Outra alternativa importante para a redução do déficit seria viabilizar o leilão do excedente da cessão onerosa, que poderia obter algo perto de 100 bilhões de reais ao governo em troca de contratos para exploração de petróleo no pré-sal.

A realização do leilão, no entanto, ainda depende da aprovação de um projeto de lei pelo Congresso e de um acordo com a Petrobras.

"Não tem uma proposta definida e ainda vai ser fechado como tentar o equilíbrio", apontou a fonte.

Bolsonaro usa Twitter para defender unidade em torno do novo governo (ESTADÃO)

BRASÍLIA e RIO - O presidente eleito Jair Bolsonaro (PSL) voltou a recorrer às redes sociais para defender a unidade em torno do novo governo. Em sua conta no Twitter, Bolsonaro argumentou que estão todos “no mesmo barco”.

“Para colocarmos o Brasil no caminho da prosperidade é preciso compreender que todos estamos no mesmo barco, e que trabalhar para prejudicá-lo é prejudicar a si próprio. Se cada um levar consigo estes valores, certamente chegaremos em posição de destaque no mundo. Conto com vocês!”, escreveu Bolsonaro.

BolsonaroO presidente eleito, Jair Bolsonaro, usou as redes sociais para defender a unidade em torno do novo governo. Foto: Dida Sampaio/Estadão

Mais cedo, Bolsonaro já tinha usado o Twitter para repercutir a sua trajetória na corrida eleitoral e anunciar o que considera ser uma "nova era" que está por vir no cenário político.

 

Gastamos cerca de 20 vezes menos que o segundo colocado, sem prefeitos, governadores ou máquinas. Todo o possível quadro foi mudado graças a conexão com o que almeja a população. Surge um novo momento, onde o estado servirá à população e não o historicamente destrutivo oposto!

Pela manhã, o presidente eleito deixou sua residência na Barra da Tijuca, na zona oeste do Rio de Janeiro, em direção à Igreja Batista Atitude, frequentada pela esposa, Michele Bolsonaro.

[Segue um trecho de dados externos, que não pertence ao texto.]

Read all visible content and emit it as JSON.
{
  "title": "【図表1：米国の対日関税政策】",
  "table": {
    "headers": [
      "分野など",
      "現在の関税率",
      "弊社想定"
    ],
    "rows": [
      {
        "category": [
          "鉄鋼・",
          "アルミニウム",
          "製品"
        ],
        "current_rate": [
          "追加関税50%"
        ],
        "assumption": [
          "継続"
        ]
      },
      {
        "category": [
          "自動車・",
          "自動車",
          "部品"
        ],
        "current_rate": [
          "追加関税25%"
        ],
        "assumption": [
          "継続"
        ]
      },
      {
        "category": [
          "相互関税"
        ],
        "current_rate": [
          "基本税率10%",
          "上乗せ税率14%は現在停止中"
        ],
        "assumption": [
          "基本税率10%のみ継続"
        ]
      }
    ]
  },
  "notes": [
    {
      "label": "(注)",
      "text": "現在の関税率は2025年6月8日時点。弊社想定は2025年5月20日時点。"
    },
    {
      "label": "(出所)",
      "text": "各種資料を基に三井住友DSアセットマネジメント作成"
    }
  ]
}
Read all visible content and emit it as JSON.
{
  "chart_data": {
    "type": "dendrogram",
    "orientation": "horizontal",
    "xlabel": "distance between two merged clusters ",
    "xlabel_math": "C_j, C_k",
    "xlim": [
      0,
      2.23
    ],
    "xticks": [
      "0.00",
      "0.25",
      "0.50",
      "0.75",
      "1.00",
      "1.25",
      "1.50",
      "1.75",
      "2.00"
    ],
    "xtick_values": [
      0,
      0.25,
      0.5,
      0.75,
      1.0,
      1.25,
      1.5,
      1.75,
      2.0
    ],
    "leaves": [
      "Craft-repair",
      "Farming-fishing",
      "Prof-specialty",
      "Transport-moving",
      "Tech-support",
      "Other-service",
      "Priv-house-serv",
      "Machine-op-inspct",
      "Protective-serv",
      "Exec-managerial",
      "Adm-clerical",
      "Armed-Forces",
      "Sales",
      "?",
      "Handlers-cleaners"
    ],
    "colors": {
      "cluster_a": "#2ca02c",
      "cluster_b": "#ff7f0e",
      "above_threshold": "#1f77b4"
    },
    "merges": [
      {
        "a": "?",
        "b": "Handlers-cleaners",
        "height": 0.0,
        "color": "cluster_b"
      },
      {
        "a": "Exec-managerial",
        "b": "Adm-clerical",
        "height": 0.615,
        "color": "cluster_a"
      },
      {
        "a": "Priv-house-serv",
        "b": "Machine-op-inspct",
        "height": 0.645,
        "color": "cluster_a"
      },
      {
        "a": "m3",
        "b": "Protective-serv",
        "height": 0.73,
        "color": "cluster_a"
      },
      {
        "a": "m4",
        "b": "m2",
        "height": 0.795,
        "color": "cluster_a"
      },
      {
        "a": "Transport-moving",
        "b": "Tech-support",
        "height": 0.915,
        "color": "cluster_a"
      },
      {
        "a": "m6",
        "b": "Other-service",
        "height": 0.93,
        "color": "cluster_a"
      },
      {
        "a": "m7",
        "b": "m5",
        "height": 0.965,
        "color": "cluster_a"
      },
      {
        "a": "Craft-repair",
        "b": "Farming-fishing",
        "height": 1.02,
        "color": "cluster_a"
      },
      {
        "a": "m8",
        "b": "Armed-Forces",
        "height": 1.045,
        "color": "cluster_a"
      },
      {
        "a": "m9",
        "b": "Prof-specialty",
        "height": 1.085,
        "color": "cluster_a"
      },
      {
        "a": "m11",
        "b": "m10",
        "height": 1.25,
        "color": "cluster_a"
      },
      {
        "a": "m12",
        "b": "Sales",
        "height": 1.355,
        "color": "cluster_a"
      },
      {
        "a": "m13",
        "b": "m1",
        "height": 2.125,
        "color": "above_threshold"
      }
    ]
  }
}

Durante o culto, ele foi homenageado e afirmou para os mais de quatro mil fiéis presentes que vai governar para todo o Brasil e não apenas para quem votou nele. Chamado ao palco um pouco depois da coleta de dinheiro, Bolsonaro agradeceu os votos recebidos e pediu sabedoria e coragem "para tomar as decisões acertadas e executar o firme propósito de mudar a política brasileira".

O deputado voltou a atacar a mídia, ressaltando que foi eleito "apesar de parte da mídia contrária às nossas propostas". Segundo Bolsonaro, sua eleição ocorreu "porque Deus quis".

"Quem diria que alguém com apelido de palmito ia chegar à presidência", brincou. Ele citou vários salmos e finalizou em coro com a plateia o conhecido "Conhecereis a verdade e a verdade o libertará". 

Em Brasília, o presidente Michel Temer afirmou neste domingo, 4, desejar sorte e sucesso ao seu sucessor.

Os dois se encontrarão pela primeira vez após o resultado das eleições na próxima quarta-feira na capital federal. A transição entre os governos começa nesta semana.

Temer falou sobre Bolsonaro ao ser questionado a respeito de que dica daria a ele sobre a Presidência. O presidente esteve no Instituto Nacional de Ensino e Pesquisa Anísio Teixeira (Inep) para acompanhar o início da aplicação das provas do Enem.